Seu documentário bem humorado, exaustivamente documentado, com um vasto leque de entrevistas, vai mostrando os grandes esportistas americanos que foram pegos em teste de dopping e outros ícones, como Arnold Schwarzenegger, Sylvester Stallone e Hulk Hogan, artistas que confessaram ser usuários – no caso de Arnold, desde os 15 anos, fundamental para que ele tenha se tornado Mister Mundo com apenas 19 anos de idade.

Arnold é o personagem principal do documentário, pela simples razão de que o então adolescente Chris Bell inspirou-se nele para começar seus treinamentos e querer ser grande. "Nunca vi Casablanca na minha vida, mas sabia de cor todas as falas de Arnold em seus filmes", diz o diretor, que leva o assunto com inegável conhecimento e coragem, em especial mostrando o lado positivo dos anabolizantes, no caso dos portadores de AIDS, que conseguem ter uma vida mais ou menos normal com o uso desse tipo de medicamento.

Ele não perdoa Arnold. Uma vez presidente do Comitê Olímpido Americano, nomeado pelo presidente Ronald Reagan, escondeu vários relatórios sobre o uso de anabolizantes no esportes americanos, incentivou pesquisas de remédios para despistar as drogas em testes internacionais, sendo que ele próprio, usuário confesso, estava eticamente impossibilitado de assumir o cargo, para o diretor influenciando milhares de crianças e adolescentes – uma parte dos 5.000 adolescentes que se suicidaram nos EUA em 2008 escondiam o uso de esteróides dos pais.

Mas o documentário, lotado de dados, não fica na esfera oficial de documentos e leis. Procura entender como se chegou a essa situação. Ao ganhar contornos mais universais, abre o espectro e fica mais interessante.
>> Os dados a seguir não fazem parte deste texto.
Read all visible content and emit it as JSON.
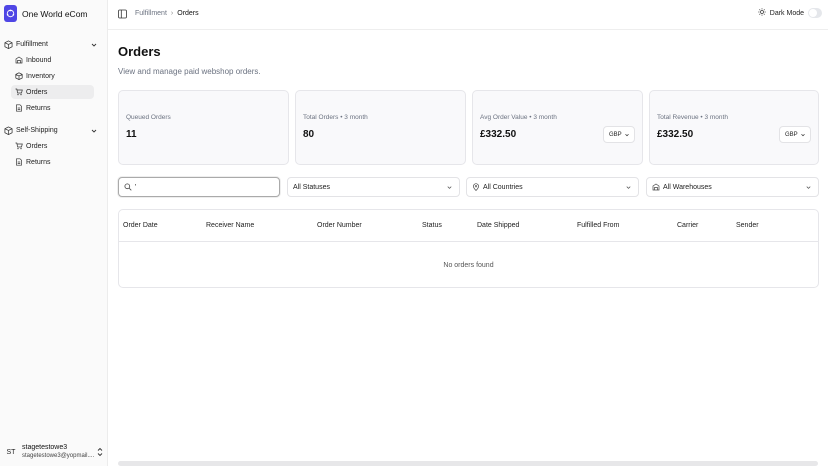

Nesse ponto, Bell dirige suas câmeras para os maiores centros de treinamento físico dos EUA e mostra a obsessão dos atletas com o ideal da força física, ademais universal e atemporal.

Mostra o fanatismo das torcidas dos grandes times de futebol, beisebol e hóquei, entrevistando médicos e pesquisadores que não sabem afirmar, uma vez que não existem estudos conclusivos, sobre os efeitos do uso prolongado dos anabolizantes no corpo humano (calvície, atrofia dos testículos e problemas do fígado são certos). No caso das mulheres, ele filmou o corpo peludo das halterofilistas, uma delas com pomo-de-adão, a maioria com uma voz mais grossa que o diretor.

Uma das entrevistas mais engraçadas (o filme é todo bem humorado, apesar da seriedade do assunto) é com Stan Lee, o criador do Capitão América, para o diretor o herói anabolizado por excelência da cultura pop. Stan Lee disse que, quando ia à praia, ficava com inveja dos bíceps dos fortões, que por fim foram a fonte de inspiração para o cartoon.

Bell entrevista defensores dos anabolizantes. Dizendo que nenhuma droga é 100% segura, afirma que muita gente injetou tetosterona e outros químicos a vida toda sem nenhum efeito colateral (segundo ele, apenas 5% da população tem alguma rejeição aos anabolizantes) e que a maior parte parte dos casos de internação e intoxicação é causada pelo uso excessivo do produto, afora a paranóia e os exageros cometidos por parte da imprensa.

Ao adentrar no meio das revistas de musculação e deixar o microfone aberto aos halterofilistas, editores, modelos e donos de agências de casting, ou seja, quem ganha dinheiro com o fitness, Chris Bell realmente informa, pois não os julga, faz brincadeiras para descontrair e, assim, tirar deles a informação que quer: a idéia de que, para se ter o corpo perfeito, é imprescindível usar esteróides, como se ninguém fosse capaz pelos próprios esforços. Mostra também os avanços da medicina no dopping genético, filmando uma vacas duas vezes maior e mais forte que as irmãs sem nenhum aditivo químico, apenas manipulação genética.

Quando, no entanto, entra no ambiente familiar, o filme desanda. O diretor reúne a família para confessar que usou Winstrol na faculdade. A mãe chora e pergunta se o erro está nela. Tudo soa falso e desnecessário, aproximando-se da escola Michael Moore de documentário populista. Felizmente, quando enfim encontra Arnold, a cena não é constrangedora como a do encontro de Moore com Charlton Heston em Tiros em Columbine, mas hilariante, irônica –  fascinado pelo ídolo que tenta demolir, o diretor vota nele para governador da Califórnia.